Aage Giødesen (September 1, 1863 – August 4, 1939) was a Danish painter who worked in the late 19th and early 20th centuries. He is mainly known for landscapes, as well as for portraits and marine subjects.

==Biography==
Giødesen was born in the Danish port town of Korsør. He was the son of Navy Commander Peter Ferdinand Giødesen (1829-1905) and Laura Susanne Georgine Storch (1830-1922). He studied at the Royal Danish Academy of Fine Arts (Det Kongelige Danske Kunstakademi) in Copenhagen, where he was a student of Frederik Vermehren, Carl Heinrich Bloch, and Carl F. Andersen. He was employed as a Professor of Drawing at the Royal Danish Naval Academy (Søværnets Officersskole) from the spring of 1886 until 1907.

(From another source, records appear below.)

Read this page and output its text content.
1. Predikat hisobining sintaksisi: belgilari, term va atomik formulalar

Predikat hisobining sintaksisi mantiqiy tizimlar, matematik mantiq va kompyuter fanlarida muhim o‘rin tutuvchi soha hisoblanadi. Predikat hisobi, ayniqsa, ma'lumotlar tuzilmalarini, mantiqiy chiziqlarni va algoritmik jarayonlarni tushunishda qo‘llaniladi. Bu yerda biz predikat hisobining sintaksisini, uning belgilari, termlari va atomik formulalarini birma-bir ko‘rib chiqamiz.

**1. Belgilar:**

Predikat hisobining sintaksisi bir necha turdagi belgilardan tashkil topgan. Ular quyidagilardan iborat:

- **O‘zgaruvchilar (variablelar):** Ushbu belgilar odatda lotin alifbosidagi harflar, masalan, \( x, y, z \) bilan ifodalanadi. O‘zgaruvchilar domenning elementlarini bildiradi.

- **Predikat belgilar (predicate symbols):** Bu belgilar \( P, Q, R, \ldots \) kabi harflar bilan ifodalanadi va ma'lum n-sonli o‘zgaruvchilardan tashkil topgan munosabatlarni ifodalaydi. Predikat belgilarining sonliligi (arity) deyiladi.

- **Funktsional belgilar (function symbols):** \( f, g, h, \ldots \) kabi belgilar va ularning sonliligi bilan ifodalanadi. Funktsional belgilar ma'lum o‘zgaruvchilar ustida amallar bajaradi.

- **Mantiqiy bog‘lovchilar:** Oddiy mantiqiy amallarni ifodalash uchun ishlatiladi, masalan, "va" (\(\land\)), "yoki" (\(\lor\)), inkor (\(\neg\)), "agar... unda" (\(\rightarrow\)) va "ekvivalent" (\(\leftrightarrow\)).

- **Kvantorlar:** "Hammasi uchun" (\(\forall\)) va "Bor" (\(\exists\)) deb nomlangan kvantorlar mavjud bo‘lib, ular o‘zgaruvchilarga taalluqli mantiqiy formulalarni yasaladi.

Giødesen traveled throughout Europe, including Germany in 1884-86, 1888, 1890; Sweden several times from 1889, the Netherlands, Switzerland, Italy in 1890, Belgium, the Mediterranean, North Africa, Greece, Asia Minor, and the Black Sea in 1893.
He exhibited widely, notably at the Chicago World's Fair in 1893 and at the official exhibition gallery of the Royal Danish Academy of Art and Charlottenborg Exhibition Hall (Kunsthal Charlottenborg).